Una horda de diputados y senadores bolsonaristas repitió una decisión de la dictadura y cerró el Congreso Nacional en protesta por el arresto domiciliario de Jair Bolsonaro. En Brasil, a diferencia de lo que ocurrió en la dictadura argentina, la chilena o la uruguaya, el Congreso siguió funcionando durante el largo régimen militar, aunque bajo restricciones especiales y prohibición de libertad de partidos
Desde Porto Alegre, Brasil
La dictadura [1964/1985] cerró el Congreso Nacional en tres oportunidades. La primera vez, en octubre de 1966, con base en el Acta Institucional No. 2 [AI-2] que otorgaba al dictador de turno la facultad de decretar el “receso” del parlamento, el general-dictador Castello Branco decretó el cierre del Congreso por un mes “”para contener a un grupo de elementos contrarrevolucionarios formados en la Legislatura con el propósito de perturbar la paz pública.

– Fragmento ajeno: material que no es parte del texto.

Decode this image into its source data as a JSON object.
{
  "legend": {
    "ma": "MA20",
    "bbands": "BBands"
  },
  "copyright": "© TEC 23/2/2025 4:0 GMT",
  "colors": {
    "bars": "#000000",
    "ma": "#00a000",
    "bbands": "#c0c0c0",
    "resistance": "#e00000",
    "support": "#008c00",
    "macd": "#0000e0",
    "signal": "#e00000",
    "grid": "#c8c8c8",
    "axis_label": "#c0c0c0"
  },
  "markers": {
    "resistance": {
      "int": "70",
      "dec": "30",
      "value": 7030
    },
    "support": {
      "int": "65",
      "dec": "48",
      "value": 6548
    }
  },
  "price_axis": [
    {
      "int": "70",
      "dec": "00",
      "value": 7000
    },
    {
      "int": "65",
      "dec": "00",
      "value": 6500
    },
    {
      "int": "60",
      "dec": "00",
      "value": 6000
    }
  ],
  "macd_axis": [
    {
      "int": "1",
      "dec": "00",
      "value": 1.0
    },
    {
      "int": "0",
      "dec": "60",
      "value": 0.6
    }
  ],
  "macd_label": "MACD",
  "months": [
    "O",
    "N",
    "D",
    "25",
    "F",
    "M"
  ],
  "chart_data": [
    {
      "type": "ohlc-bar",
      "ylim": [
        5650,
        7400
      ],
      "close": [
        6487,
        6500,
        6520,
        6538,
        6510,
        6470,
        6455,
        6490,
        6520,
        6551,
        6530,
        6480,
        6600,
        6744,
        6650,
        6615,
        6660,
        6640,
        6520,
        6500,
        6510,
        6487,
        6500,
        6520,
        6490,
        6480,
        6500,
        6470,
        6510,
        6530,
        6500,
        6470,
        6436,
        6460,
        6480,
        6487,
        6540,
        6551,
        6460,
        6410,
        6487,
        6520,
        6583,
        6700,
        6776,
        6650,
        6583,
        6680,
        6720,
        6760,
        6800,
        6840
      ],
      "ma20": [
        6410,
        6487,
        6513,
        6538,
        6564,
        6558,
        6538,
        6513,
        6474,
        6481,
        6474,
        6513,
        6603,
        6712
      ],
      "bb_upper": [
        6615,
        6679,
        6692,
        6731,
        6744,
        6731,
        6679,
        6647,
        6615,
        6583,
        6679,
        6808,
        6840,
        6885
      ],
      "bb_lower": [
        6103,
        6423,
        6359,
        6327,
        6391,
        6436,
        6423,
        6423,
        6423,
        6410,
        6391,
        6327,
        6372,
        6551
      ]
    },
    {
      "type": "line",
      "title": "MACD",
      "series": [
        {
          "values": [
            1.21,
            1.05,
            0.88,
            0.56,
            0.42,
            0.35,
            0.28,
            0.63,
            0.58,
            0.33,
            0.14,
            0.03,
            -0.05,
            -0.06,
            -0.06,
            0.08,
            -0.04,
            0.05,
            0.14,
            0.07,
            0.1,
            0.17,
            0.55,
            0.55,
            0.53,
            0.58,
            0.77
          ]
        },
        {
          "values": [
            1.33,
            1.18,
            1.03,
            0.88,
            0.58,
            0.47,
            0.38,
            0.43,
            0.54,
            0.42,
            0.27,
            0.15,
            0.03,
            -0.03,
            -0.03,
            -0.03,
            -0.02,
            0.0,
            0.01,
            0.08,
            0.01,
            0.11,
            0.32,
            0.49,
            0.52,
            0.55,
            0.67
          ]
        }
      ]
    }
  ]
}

En diciembre de 1968, el mariscal-dictador Costa e Silva decretó la AI-5 y cerró nuevamente el Congreso “para combatir la subversión y las ideologías contrarias a las tradiciones de nuestro pueblo”.

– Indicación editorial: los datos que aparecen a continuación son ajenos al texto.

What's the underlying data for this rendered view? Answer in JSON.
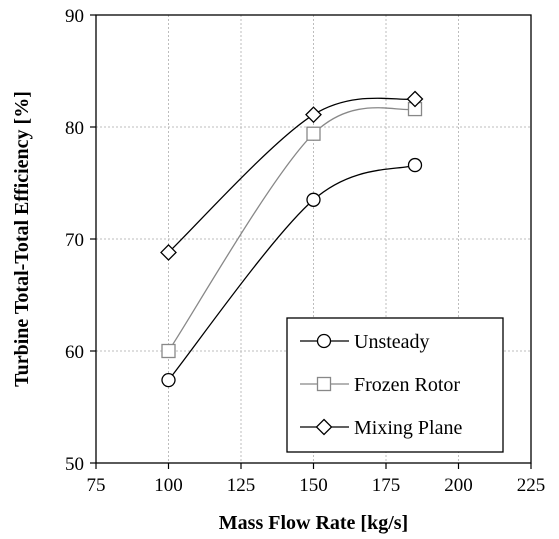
{
  "chart_data": {
    "type": "line",
    "xlabel": "Mass Flow Rate [kg/s]",
    "ylabel": "Turbine Total-Total Efficiency [%]",
    "xlim": [
      75,
      225
    ],
    "ylim": [
      50,
      90
    ],
    "xticks": [
      75,
      100,
      125,
      150,
      175,
      200,
      225
    ],
    "yticks": [
      50,
      60,
      70,
      80,
      90
    ],
    "grid": true,
    "smooth_lines": true,
    "legend_position": "bottom-right",
    "series": [
      {
        "name": "Unsteady",
        "marker": "circle",
        "color": "#000000",
        "x": [
          100,
          150,
          185
        ],
        "y": [
          57.4,
          73.5,
          76.6
        ]
      },
      {
        "name": "Frozen Rotor",
        "marker": "square",
        "color": "#888888",
        "x": [
          100,
          150,
          185
        ],
        "y": [
          60.0,
          79.4,
          81.6
        ]
      },
      {
        "name": "Mixing Plane",
        "marker": "diamond",
        "color": "#000000",
        "x": [
          100,
          150,
          185
        ],
        "y": [
          68.8,
          81.1,
          82.5
        ]
      }
    ]
  }
}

Y finalmente, en abril de 1977, el penúltimo dictador Ernesto Geisel decretó el “paquete de abril” con una serie de medidas ilegales e inconstitucionales, entre ellas la creación de senadores biónicos para garantizar una bancada mayoritaria para los militares, y cerró el Congreso para silenciar las reacciones a las arbitrariedades.
No importa cuánto tiempo haya durado el cierre del Congreso por parte de los bolsonaristas, alrededor de 48 horas, porque aunque fuera por un minuto, el efecto del ataque a la democracia sería exactamente el mismo, el de impedir el funcionamiento regular del Poder Legislativo, es decir, impedir el funcionamiento rutinario de la democracia constitucional.
La ocupación de las presidencias de la Cámara de Diputados y del Senado no constituyó una obstrucción política, legítima y prevista en los reglamentos de ambas cámaras. Más bien, fue un acto delictivo destinado a impedir el ejercicio de la actividad parlamentaria.
Los extremistas actuaron como gánsteres: secuestraron el Parlamento y exigieron amnistía para Bolsonaro y otros criminales civiles y militares, como pago por el rescate de la institución, además de otras demandas indecentes.
Fue un acto criminal que no tiene absolutamente nada que ver con el ejercicio del mandato popular.
Desde el punto de vista del significado y del efecto concreto de la acción realizada, no hay absolutamente ninguna diferencia en el tipo criminal entre los conspiradores del 8 de enero que destruyeron la Cámara de Diputados y el Senado y estos delincuentes que llevan insignias parlamentarias.
Los autores de este crimen contra la democracia trasladaron el enfoque del asunto del ámbito de la disputa política al ámbito de la justicia y la policía.
El cierre del Congreso no es un problema político, sino una cuestión institucional, policial y judicial de la sociedad brasileña para enfrentar la continua conducta criminal de gánsteres de derecha y extrema derecha que amenazan de muerte la democracia brasileña.